I managed to get through about three pages. It was set in a psychiatric ward, and it was, unsurprisingly, something to do with alienation and the nature of reality. I skipped to the end where ‘9’ was being orally pleasured by ‘13’ and I suspected quite a few of the ‘numbers’ had met a bloody end one way or another. I wrote as kind a letter as I could manage, advocating the merits of double spacing and character names, and wished the writer luck with their career.
I had a horrible feeling that someone had told them to ‘write about what you know’.
After about fifteen minutes of Ben Wheatley’s Bulk, I was having flashbacks. I had been told that it was quirky, fun and mischievous – a goofy post-modern deconstructed genre parody. To be fair, there is some fun to be gleaned from its use of low-fi Airfix model shots, wobbly miniatures and shonky end-of-term video youth club SFX, but once you’ve got the idea, the pleasure swiftly palls, especially when you realise it’s going to carry on like this for another hour and a quarter.
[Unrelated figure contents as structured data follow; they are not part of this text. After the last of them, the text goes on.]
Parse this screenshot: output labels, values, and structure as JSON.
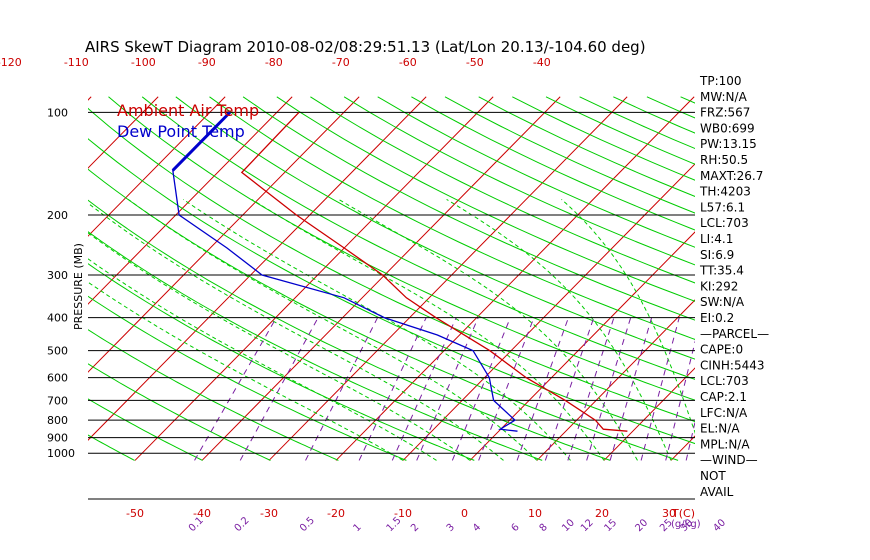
{
  "chart_data": {
    "type": "line",
    "title": "AIRS SkewT Diagram 2010-08-02/08:29:51.13 (Lat/Lon 20.13/-104.60 deg)",
    "ylabel": "PRESSURE (MB)",
    "xlabel_unit": "T(C)",
    "mixing_unit": "(g/kg)",
    "pressure_ticks": [
      "100",
      "200",
      "300",
      "400",
      "500",
      "600",
      "700",
      "800",
      "900",
      "1000"
    ],
    "pressure_levels": [
      100,
      200,
      300,
      400,
      500,
      600,
      700,
      800,
      900,
      1000
    ],
    "top_temp_ticks": [
      "-120",
      "-110",
      "-100",
      "-90",
      "-80",
      "-70",
      "-60",
      "-50",
      "-40"
    ],
    "bottom_temp_ticks": [
      "-50",
      "-40",
      "-30",
      "-20",
      "-10",
      "0",
      "10",
      "20",
      "30"
    ],
    "mixing_ratio_ticks": [
      "0.1",
      "0.2",
      "0.5",
      "1",
      "1.5",
      "2",
      "3",
      "4",
      "6",
      "8",
      "10",
      "12",
      "15",
      "20",
      "25",
      "30",
      "40"
    ],
    "legend": [
      {
        "name": "Ambient Air Temp",
        "color": "#cc0000"
      },
      {
        "name": "Dew Point Temp",
        "color": "#0000cc"
      }
    ],
    "series": [
      {
        "name": "Ambient Air Temp",
        "color": "#cc0000",
        "points": [
          [
            100,
            -76.7
          ],
          [
            150,
            -76.4
          ],
          [
            200,
            -62.0
          ],
          [
            250,
            -50.0
          ],
          [
            300,
            -40.3
          ],
          [
            350,
            -33.4
          ],
          [
            400,
            -26.1
          ],
          [
            500,
            -13.2
          ],
          [
            600,
            -3.8
          ],
          [
            700,
            5.4
          ],
          [
            800,
            12.8
          ],
          [
            850,
            15.3
          ],
          [
            862,
            19.2
          ]
        ]
      },
      {
        "name": "Dew Point Temp",
        "color": "#0000cc",
        "points": [
          [
            100,
            -87
          ],
          [
            148,
            -87
          ],
          [
            200,
            -79.5
          ],
          [
            250,
            -67.5
          ],
          [
            300,
            -58.3
          ],
          [
            350,
            -42.7
          ],
          [
            400,
            -33.8
          ],
          [
            450,
            -23.3
          ],
          [
            500,
            -15.7
          ],
          [
            600,
            -9.3
          ],
          [
            700,
            -5.3
          ],
          [
            800,
            0.8
          ],
          [
            850,
            -0.1
          ],
          [
            862,
            2.8
          ]
        ]
      }
    ],
    "indices": [
      "TP:100",
      "MW:N/A",
      "FRZ:567",
      "WB0:699",
      "PW:13.15",
      "RH:50.5",
      "MAXT:26.7",
      "TH:4203",
      "L57:6.1",
      "LCL:703",
      "LI:4.1",
      "SI:6.9",
      "TT:35.4",
      "KI:292",
      "SW:N/A",
      "EI:0.2",
      "—PARCEL—",
      "CAPE:0",
      "CINH:5443",
      "LCL:703",
      "CAP:2.1",
      "LFC:N/A",
      "EL:N/A",
      "MPL:N/A",
      "—WIND—",
      "NOT",
      "AVAIL"
    ],
    "colors": {
      "isotherm": "#cc0000",
      "dry_adiabat": "#00cc00",
      "moist_adiabat": "#00cc00",
      "mixing_ratio": "#7a1fa2",
      "temperature": "#cc0000",
      "dewpoint": "#0000cc",
      "isobar": "#000000"
    }
  }
}
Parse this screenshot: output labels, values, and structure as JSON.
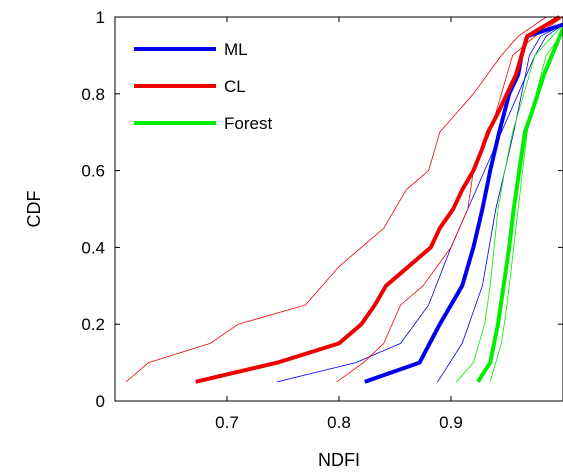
{
  "chart_data": {
    "type": "line",
    "xlabel": "NDFI",
    "ylabel": "CDF",
    "xlim": [
      0.6,
      1.0
    ],
    "ylim": [
      0,
      1
    ],
    "x_ticks": [
      0.7,
      0.8,
      0.9
    ],
    "x_tick_labels": [
      "0.7",
      "0.8",
      "0.9"
    ],
    "y_ticks": [
      0,
      0.2,
      0.4,
      0.6,
      0.8,
      1
    ],
    "y_tick_labels": [
      "0",
      "0.2",
      "0.4",
      "0.6",
      "0.8",
      "1"
    ],
    "grid": false,
    "legend_position": "top-left",
    "series": [
      {
        "name": "ML",
        "color": "#0000ee",
        "role": "main",
        "points": [
          [
            0.823,
            0.05
          ],
          [
            0.872,
            0.1
          ],
          [
            0.89,
            0.2
          ],
          [
            0.91,
            0.3
          ],
          [
            0.92,
            0.4
          ],
          [
            0.928,
            0.5
          ],
          [
            0.935,
            0.6
          ],
          [
            0.943,
            0.7
          ],
          [
            0.952,
            0.8
          ],
          [
            0.96,
            0.85
          ],
          [
            0.963,
            0.9
          ],
          [
            0.968,
            0.95
          ],
          [
            1.0,
            0.98
          ]
        ]
      },
      {
        "name": "CL",
        "color": "#ee0000",
        "role": "main",
        "points": [
          [
            0.672,
            0.05
          ],
          [
            0.745,
            0.1
          ],
          [
            0.8,
            0.15
          ],
          [
            0.82,
            0.2
          ],
          [
            0.832,
            0.25
          ],
          [
            0.842,
            0.3
          ],
          [
            0.862,
            0.35
          ],
          [
            0.882,
            0.4
          ],
          [
            0.89,
            0.45
          ],
          [
            0.902,
            0.5
          ],
          [
            0.91,
            0.55
          ],
          [
            0.92,
            0.6
          ],
          [
            0.927,
            0.65
          ],
          [
            0.933,
            0.7
          ],
          [
            0.942,
            0.75
          ],
          [
            0.95,
            0.8
          ],
          [
            0.958,
            0.85
          ],
          [
            0.963,
            0.9
          ],
          [
            0.968,
            0.95
          ],
          [
            0.997,
            1.0
          ]
        ]
      },
      {
        "name": "Forest",
        "color": "#00ee00",
        "role": "main",
        "points": [
          [
            0.924,
            0.05
          ],
          [
            0.935,
            0.1
          ],
          [
            0.942,
            0.2
          ],
          [
            0.947,
            0.3
          ],
          [
            0.952,
            0.4
          ],
          [
            0.956,
            0.5
          ],
          [
            0.961,
            0.6
          ],
          [
            0.966,
            0.7
          ],
          [
            0.972,
            0.75
          ],
          [
            0.983,
            0.85
          ],
          [
            1.0,
            0.97
          ]
        ]
      },
      {
        "color": "#0000ee",
        "role": "bound",
        "points": [
          [
            0.745,
            0.05
          ],
          [
            0.815,
            0.1
          ],
          [
            0.855,
            0.15
          ],
          [
            0.88,
            0.25
          ],
          [
            0.9,
            0.4
          ],
          [
            0.915,
            0.5
          ],
          [
            0.93,
            0.6
          ],
          [
            0.945,
            0.7
          ],
          [
            0.96,
            0.8
          ],
          [
            0.975,
            0.9
          ],
          [
            0.985,
            0.95
          ],
          [
            1.0,
            0.98
          ]
        ]
      },
      {
        "color": "#0000ee",
        "role": "bound",
        "points": [
          [
            0.888,
            0.05
          ],
          [
            0.91,
            0.15
          ],
          [
            0.928,
            0.3
          ],
          [
            0.94,
            0.5
          ],
          [
            0.948,
            0.6
          ],
          [
            0.956,
            0.7
          ],
          [
            0.963,
            0.8
          ],
          [
            0.97,
            0.9
          ],
          [
            0.98,
            0.95
          ],
          [
            1.0,
            0.98
          ]
        ]
      },
      {
        "color": "#ee0000",
        "role": "bound",
        "points": [
          [
            0.61,
            0.05
          ],
          [
            0.63,
            0.1
          ],
          [
            0.685,
            0.15
          ],
          [
            0.71,
            0.2
          ],
          [
            0.77,
            0.25
          ],
          [
            0.8,
            0.35
          ],
          [
            0.82,
            0.4
          ],
          [
            0.84,
            0.45
          ],
          [
            0.86,
            0.55
          ],
          [
            0.88,
            0.6
          ],
          [
            0.89,
            0.7
          ],
          [
            0.905,
            0.75
          ],
          [
            0.92,
            0.8
          ],
          [
            0.945,
            0.9
          ],
          [
            0.96,
            0.95
          ],
          [
            0.985,
            1.0
          ]
        ]
      },
      {
        "color": "#ee0000",
        "role": "bound",
        "points": [
          [
            0.798,
            0.05
          ],
          [
            0.822,
            0.1
          ],
          [
            0.84,
            0.15
          ],
          [
            0.855,
            0.25
          ],
          [
            0.875,
            0.3
          ],
          [
            0.9,
            0.4
          ],
          [
            0.915,
            0.5
          ],
          [
            0.92,
            0.6
          ],
          [
            0.935,
            0.7
          ],
          [
            0.945,
            0.8
          ],
          [
            0.955,
            0.9
          ],
          [
            0.975,
            0.95
          ],
          [
            1.0,
            1.0
          ]
        ]
      },
      {
        "color": "#00ee00",
        "role": "bound",
        "points": [
          [
            0.905,
            0.05
          ],
          [
            0.92,
            0.1
          ],
          [
            0.93,
            0.2
          ],
          [
            0.935,
            0.3
          ],
          [
            0.942,
            0.5
          ],
          [
            0.948,
            0.6
          ],
          [
            0.955,
            0.7
          ],
          [
            0.965,
            0.8
          ],
          [
            0.975,
            0.9
          ],
          [
            1.0,
            0.98
          ]
        ]
      },
      {
        "color": "#00ee00",
        "role": "bound",
        "points": [
          [
            0.935,
            0.05
          ],
          [
            0.945,
            0.15
          ],
          [
            0.95,
            0.25
          ],
          [
            0.956,
            0.4
          ],
          [
            0.962,
            0.55
          ],
          [
            0.968,
            0.7
          ],
          [
            0.976,
            0.8
          ],
          [
            0.985,
            0.9
          ],
          [
            1.0,
            0.96
          ]
        ]
      }
    ]
  }
}
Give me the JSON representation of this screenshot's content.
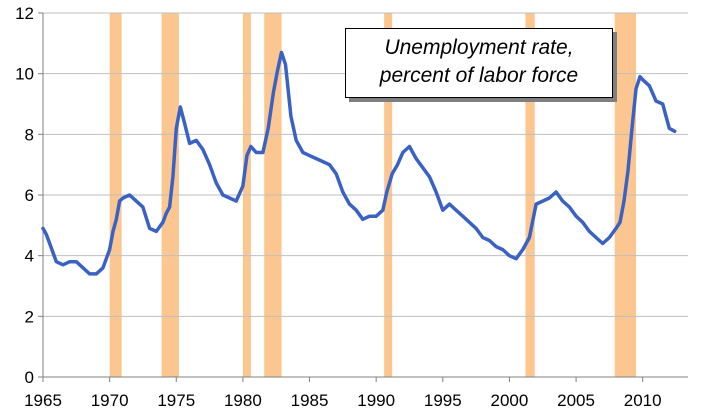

I might even have enjoyed the quirky post-modern goofy genre parody had I had the faintest clue what was going on. There are four actors who play a variety of characters – or alternative quantum versions of themselves – and they talk incessantly for the duration about the nature of reality, and the intricacies of a plot which lost me on about page three, while travelling through multiple realities, which, by the end, rather than being distinctive, end up as a samey imaginative mush.
I toughed it out because I was reviewing it, but in the end I was left despairing that there is actually only one reality, and I was stuck in it, meaning there was no escape from watching this self-indulgent assemblage of incoherent nonsense. I’m glad Ben Wheatley (whose films I have enjoyed in the past) had such a fun time making his movie – and I might have given it the benefit of the doubt as a ten minute short – but a bit like the 120 pages of Izal foolscap back at Nottingham Playhouse in 1985, did he really have to share all ninety minutes of it with me?
Verdict: Last week, I summarised 28 Years Later: The Bone Temple as ‘watchably bonkers’. Bulk, on the other hand, is most definitely unwatchably bonkers.